Dear Statalisters,

I am working on a household survey with pooled cross-sectional data with the following characteristics:

The first stage was the identification of enumeration areas/PSUs and then from each PSU, households were randomly selected in the second stage. For each household and survey year, data was collected on all household members.
  • I suspect that the PSUs are mostly the same over time with slight modifications/additions but there is no way I can confirm this.
  • Each wave has its own stratification but all the stratifications are mainly regional.
  • Each wave has its own sampling weight.
  • year 1 has 368 PSUs and 10 strata
  • year 2 has 404 PSUs and 10 strata
  • year 3 has 697 PSUs and 34 strata
I think declaring the data as survey data for the main regressions is not really important if I would be adding time dummies.

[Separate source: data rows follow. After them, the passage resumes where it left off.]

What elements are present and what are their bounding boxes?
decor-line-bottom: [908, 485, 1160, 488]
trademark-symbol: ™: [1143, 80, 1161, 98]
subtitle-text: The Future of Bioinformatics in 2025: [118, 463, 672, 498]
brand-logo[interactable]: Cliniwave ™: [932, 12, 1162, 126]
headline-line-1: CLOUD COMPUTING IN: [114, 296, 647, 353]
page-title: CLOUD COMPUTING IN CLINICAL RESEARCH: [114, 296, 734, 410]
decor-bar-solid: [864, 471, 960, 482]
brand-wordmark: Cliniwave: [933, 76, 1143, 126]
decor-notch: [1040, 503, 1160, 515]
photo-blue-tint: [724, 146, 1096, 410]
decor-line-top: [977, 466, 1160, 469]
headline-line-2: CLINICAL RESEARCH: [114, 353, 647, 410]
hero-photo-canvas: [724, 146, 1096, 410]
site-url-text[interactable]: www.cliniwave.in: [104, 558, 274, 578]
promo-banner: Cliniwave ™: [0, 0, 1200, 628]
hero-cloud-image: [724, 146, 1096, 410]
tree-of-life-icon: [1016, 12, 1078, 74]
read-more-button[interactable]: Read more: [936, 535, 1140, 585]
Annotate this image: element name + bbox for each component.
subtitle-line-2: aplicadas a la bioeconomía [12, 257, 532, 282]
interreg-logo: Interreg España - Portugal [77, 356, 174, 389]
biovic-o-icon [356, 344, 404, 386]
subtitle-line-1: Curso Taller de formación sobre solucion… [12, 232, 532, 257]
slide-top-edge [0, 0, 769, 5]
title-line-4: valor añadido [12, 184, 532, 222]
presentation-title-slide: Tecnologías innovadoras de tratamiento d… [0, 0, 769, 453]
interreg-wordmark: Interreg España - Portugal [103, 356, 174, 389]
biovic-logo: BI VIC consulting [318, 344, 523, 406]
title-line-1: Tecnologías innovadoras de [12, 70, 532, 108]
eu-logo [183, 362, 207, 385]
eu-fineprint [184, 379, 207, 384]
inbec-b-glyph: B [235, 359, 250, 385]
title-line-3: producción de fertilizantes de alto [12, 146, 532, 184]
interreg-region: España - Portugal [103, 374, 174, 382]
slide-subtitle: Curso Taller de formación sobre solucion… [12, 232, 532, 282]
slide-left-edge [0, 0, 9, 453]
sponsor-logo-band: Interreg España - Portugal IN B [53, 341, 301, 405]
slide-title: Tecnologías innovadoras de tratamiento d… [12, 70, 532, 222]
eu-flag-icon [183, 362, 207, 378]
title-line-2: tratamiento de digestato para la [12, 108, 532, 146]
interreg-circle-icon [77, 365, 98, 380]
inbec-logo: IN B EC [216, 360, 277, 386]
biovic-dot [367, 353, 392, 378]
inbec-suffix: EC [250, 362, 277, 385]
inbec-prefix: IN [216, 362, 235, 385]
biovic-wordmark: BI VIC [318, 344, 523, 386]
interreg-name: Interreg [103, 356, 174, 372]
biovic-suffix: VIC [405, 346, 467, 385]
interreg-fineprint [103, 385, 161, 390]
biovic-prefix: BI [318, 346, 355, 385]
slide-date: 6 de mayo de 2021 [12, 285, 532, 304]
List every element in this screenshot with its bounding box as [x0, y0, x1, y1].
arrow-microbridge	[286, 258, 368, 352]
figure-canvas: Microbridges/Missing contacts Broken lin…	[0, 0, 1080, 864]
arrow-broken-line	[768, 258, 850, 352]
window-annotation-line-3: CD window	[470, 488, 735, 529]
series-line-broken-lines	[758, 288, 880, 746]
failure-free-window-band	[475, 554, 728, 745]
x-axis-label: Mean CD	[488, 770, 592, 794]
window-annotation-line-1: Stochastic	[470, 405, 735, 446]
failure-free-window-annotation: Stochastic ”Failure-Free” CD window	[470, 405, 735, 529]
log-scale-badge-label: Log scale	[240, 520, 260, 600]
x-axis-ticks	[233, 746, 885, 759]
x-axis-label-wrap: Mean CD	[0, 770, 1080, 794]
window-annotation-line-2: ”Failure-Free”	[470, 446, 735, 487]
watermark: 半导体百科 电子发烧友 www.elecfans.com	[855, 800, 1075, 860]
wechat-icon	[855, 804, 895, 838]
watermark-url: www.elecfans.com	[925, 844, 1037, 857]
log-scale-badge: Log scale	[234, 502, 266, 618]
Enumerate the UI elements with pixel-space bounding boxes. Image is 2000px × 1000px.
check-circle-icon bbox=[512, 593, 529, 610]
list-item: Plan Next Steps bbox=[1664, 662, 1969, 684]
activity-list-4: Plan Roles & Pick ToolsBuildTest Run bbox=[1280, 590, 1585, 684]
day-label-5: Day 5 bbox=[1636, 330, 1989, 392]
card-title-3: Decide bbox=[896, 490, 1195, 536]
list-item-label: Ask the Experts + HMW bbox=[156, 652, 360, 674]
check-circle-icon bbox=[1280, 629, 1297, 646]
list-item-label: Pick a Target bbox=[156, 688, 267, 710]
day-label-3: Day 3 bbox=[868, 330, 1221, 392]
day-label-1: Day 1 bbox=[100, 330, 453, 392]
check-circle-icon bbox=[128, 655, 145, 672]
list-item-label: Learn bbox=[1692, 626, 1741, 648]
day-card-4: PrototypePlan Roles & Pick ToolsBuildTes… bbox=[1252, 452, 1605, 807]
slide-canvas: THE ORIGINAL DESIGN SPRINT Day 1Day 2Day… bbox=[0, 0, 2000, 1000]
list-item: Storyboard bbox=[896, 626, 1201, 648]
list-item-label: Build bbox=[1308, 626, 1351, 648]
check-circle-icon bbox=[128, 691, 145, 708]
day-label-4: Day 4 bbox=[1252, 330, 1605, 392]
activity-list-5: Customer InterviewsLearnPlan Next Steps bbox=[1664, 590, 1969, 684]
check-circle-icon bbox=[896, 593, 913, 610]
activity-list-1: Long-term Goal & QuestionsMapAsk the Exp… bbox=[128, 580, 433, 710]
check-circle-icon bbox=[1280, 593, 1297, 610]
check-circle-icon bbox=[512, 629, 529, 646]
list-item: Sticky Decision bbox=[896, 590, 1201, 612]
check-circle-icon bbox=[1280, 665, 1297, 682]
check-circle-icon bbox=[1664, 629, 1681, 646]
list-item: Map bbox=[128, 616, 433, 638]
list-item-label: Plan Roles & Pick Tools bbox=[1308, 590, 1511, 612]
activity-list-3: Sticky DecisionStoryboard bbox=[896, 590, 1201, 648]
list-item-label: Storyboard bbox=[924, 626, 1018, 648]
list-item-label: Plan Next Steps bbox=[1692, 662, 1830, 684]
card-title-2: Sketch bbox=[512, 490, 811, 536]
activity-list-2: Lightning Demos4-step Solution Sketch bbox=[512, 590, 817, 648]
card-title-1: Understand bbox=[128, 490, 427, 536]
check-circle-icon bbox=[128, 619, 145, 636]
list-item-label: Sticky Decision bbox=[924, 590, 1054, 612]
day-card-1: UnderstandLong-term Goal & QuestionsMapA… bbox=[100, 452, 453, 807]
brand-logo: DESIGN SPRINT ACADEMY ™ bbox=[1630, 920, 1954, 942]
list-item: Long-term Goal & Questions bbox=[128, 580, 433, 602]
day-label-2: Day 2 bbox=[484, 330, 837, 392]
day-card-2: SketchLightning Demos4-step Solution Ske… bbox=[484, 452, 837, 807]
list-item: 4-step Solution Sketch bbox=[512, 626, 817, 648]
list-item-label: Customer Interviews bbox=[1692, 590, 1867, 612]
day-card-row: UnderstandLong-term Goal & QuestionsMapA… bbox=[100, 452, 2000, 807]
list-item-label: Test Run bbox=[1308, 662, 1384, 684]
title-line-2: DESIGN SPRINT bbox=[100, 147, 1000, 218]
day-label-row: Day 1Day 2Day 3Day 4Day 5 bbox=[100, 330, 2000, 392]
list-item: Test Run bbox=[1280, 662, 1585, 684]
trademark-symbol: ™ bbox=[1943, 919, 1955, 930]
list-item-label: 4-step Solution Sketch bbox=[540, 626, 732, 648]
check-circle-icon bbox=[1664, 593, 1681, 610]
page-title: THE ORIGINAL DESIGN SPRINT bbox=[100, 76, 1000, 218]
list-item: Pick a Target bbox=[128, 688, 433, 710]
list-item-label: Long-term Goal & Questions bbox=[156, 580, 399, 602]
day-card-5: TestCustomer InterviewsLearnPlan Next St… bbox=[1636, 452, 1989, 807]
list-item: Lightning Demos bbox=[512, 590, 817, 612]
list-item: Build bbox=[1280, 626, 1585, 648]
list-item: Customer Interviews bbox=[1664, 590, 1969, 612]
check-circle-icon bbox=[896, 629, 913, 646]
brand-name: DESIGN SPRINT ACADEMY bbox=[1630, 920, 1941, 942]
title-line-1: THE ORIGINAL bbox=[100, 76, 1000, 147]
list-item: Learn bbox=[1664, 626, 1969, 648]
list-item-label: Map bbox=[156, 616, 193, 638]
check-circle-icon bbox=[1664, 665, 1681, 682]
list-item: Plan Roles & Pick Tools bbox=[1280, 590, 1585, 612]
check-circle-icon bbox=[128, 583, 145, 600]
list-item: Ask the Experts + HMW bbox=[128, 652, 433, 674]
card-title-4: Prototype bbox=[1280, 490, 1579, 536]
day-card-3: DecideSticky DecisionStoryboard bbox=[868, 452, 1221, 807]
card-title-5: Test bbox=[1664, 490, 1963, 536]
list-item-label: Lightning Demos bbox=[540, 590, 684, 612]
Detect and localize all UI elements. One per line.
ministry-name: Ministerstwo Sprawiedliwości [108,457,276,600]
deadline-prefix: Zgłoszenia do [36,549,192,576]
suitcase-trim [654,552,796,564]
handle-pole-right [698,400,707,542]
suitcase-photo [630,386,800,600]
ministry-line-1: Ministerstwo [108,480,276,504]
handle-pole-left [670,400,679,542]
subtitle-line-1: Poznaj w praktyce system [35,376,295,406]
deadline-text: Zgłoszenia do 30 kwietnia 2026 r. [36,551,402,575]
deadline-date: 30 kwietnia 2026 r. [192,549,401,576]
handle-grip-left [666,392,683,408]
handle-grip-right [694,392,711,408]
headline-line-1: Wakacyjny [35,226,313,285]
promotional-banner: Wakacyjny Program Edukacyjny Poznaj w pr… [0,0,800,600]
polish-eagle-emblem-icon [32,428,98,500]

However, I would like to svyset the data for descriptive analysis (both graphical and tabular) but I am not sure how best to correctly do this. My aim is to present a mix of individual and household characteristics as well as to conduct subgroup analyses.

I have searched previous posts but did not find a well-explained solution to my predicament. Referring to these posts below: I have tried something along these lines: svyset psuXyear [pw=weight], strata[strataXyear] but I keep getting an error "too many weights". I have tried dividing the weights by 3 since I have 3 periods but nothing changed

Thank you for your anticipated response.